In certain terms, three audiences are involved with these images: the first is the photographer, Markus. The second is the person viewing the photograph, you and I. And the third audience would be the people implied and described but never seen in these images: the factory worker who left an interior light on, or perhaps the policeman who abandoned his car, leaving it askew and walking away. Or maybe it’s the warehouse manager who abandoned his desk chair on an outdoor terrace, the scene empty underneath a strange starry sky. These scenes of construction, commerce, and leisure remain exactly as they were when everyone departed for the day. Or was it years ago? The body of work seen under this pretense then becomes a series of open questions that lead to the notion of the inhabitants of these spaces being elsewhere. It is for this reason that we are made aware of the wonder and perceived function of man’s places and inventions.

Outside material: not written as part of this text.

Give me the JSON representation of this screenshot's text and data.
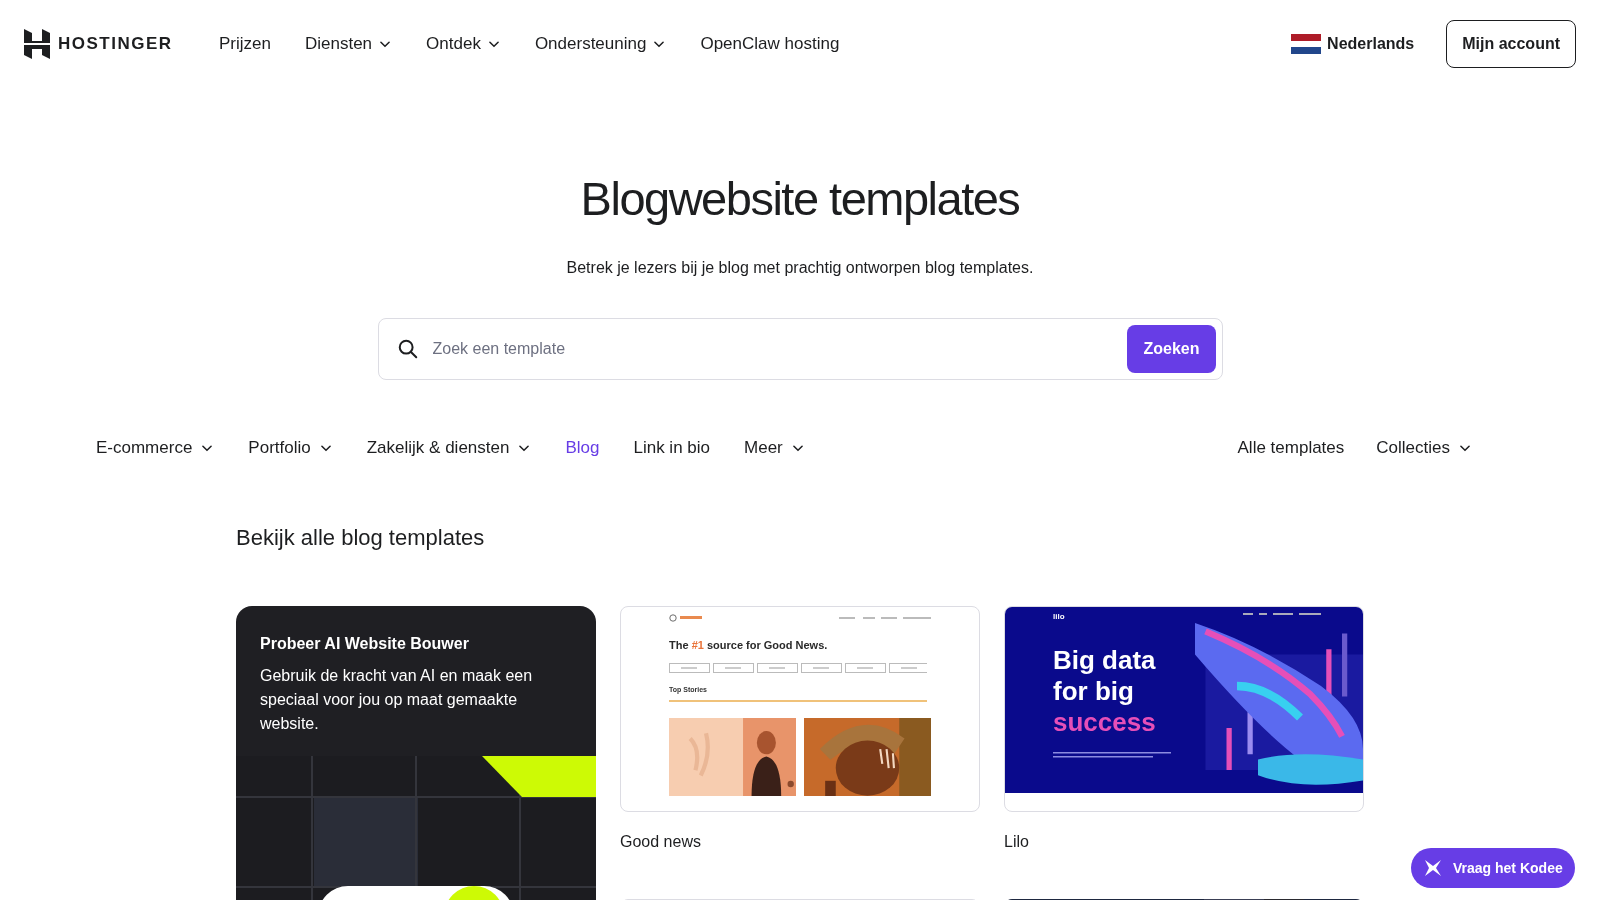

Conceptually, this work deals with the effect of place and time. True enough, these are singular photographs of specific locations in Berlin. However, these photographs transcend time in two unique ways. The first is these images are intentionally timeless to any place. They depict no specific era. They do not mimic anything that has come before. They are familiar yet not specifically recognized. Such an effect is achieved through an additive layering of historical artifacts, architecture, and functional aspects of the places being photographed. In a city rich with drama and history, it would not be difficult to deviate into sentimentality or ring the bell of melodrama as a direct way to pay homage to its history and people. Pain, destruction, and transformation have been an endless cycle here for the last one hundred years. If you are knowledgeable enough to know, anywhere you stand in Berlin could expose some kind of historical story. The nod to historical presence is a large part of Markus’ experience while he photographs. In many of his images, we are seeing a compilation of histories in one scene (page 79): the cropped section of the prominent Berlin Olympic bell tower built in 1937. It miraculously survived World War II and escaped destruction while its bell served as a target for military artillery practice. Here it is almost unrecognizable in the historic sense. It is rendered as a spotlighted obelisk, a stone tribute to something that has long passed. Contrast that with the most modern of power plants, newly erected, and filling the lunar-like sky with plumes of steam and light in the distance. Old and new come together.

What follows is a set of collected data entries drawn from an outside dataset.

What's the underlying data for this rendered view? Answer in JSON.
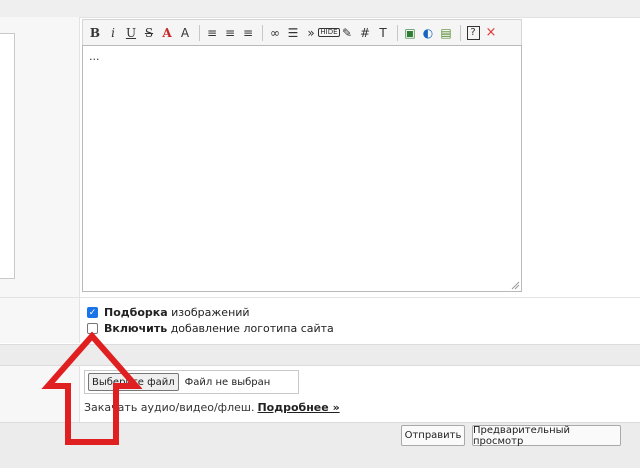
{
  "toolbar": {
    "buttons": [
      {
        "glyph": "B"
      },
      {
        "glyph": "i"
      },
      {
        "glyph": "U"
      },
      {
        "glyph": "S"
      },
      {
        "glyph": "A"
      },
      {
        "glyph": "A"
      },
      {
        "glyph": "≡"
      },
      {
        "glyph": "≡"
      },
      {
        "glyph": "≡"
      },
      {
        "glyph": "∞"
      },
      {
        "glyph": "☰"
      },
      {
        "glyph": "»"
      },
      {
        "glyph": "HIDE"
      },
      {
        "glyph": "✎"
      },
      {
        "glyph": "#"
      },
      {
        "glyph": "T"
      },
      {
        "glyph": "▣"
      },
      {
        "glyph": "◐"
      },
      {
        "glyph": "▤"
      },
      {
        "glyph": "?"
      },
      {
        "glyph": "×"
      }
    ],
    "accent_red": "#c62828"
  },
  "editor": {
    "content": "..."
  },
  "options": {
    "gallery_bold": "Подборка",
    "gallery_rest": " изображений",
    "gallery_checked": true,
    "logo_bold": "Включить",
    "logo_rest": " добавление логотипа сайта",
    "logo_checked": false
  },
  "upload": {
    "choose_button": "Выберите файл",
    "no_file": "Файл не выбран",
    "media_text": "Закачать аудио/видео/флеш.",
    "more_link": "Подробнее »"
  },
  "actions": {
    "submit": "Отправить",
    "preview": "Предварительный просмотр"
  },
  "annotation": {
    "arrow_color": "#e02020"
  }
}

Another example is the image of Glienicker Brücke, also known as the “Spy Bridge.” On top of this bridge was where the Soviet Union and the Western powers most visibly stood face to face in conflict. Stories of the real spy swaps and deals have become the inspiration for countless movies. But we are not shown the obvious identifiable depiction of that story. We are shown the underside of the bridge. This one is actually the fourth of such structures at this site. As with many of Markus’ images, we are faced with a choice in pathways or directions. On the right side of the image, we are invited into blackness—a field of emptiness beyond the river and far tree line. It is a subtle contrast and an alternate glimpse of what our world would look like if man did not create things. To the left the lights are revealed of the ancient city of Potsdam and residential structures comprising a collection of architectural eras colliding with historical places. The site depicts multiple bridges, civilization beyond, and the shrouded stories of recent and past histories. Archaeology is fully exposed and in view.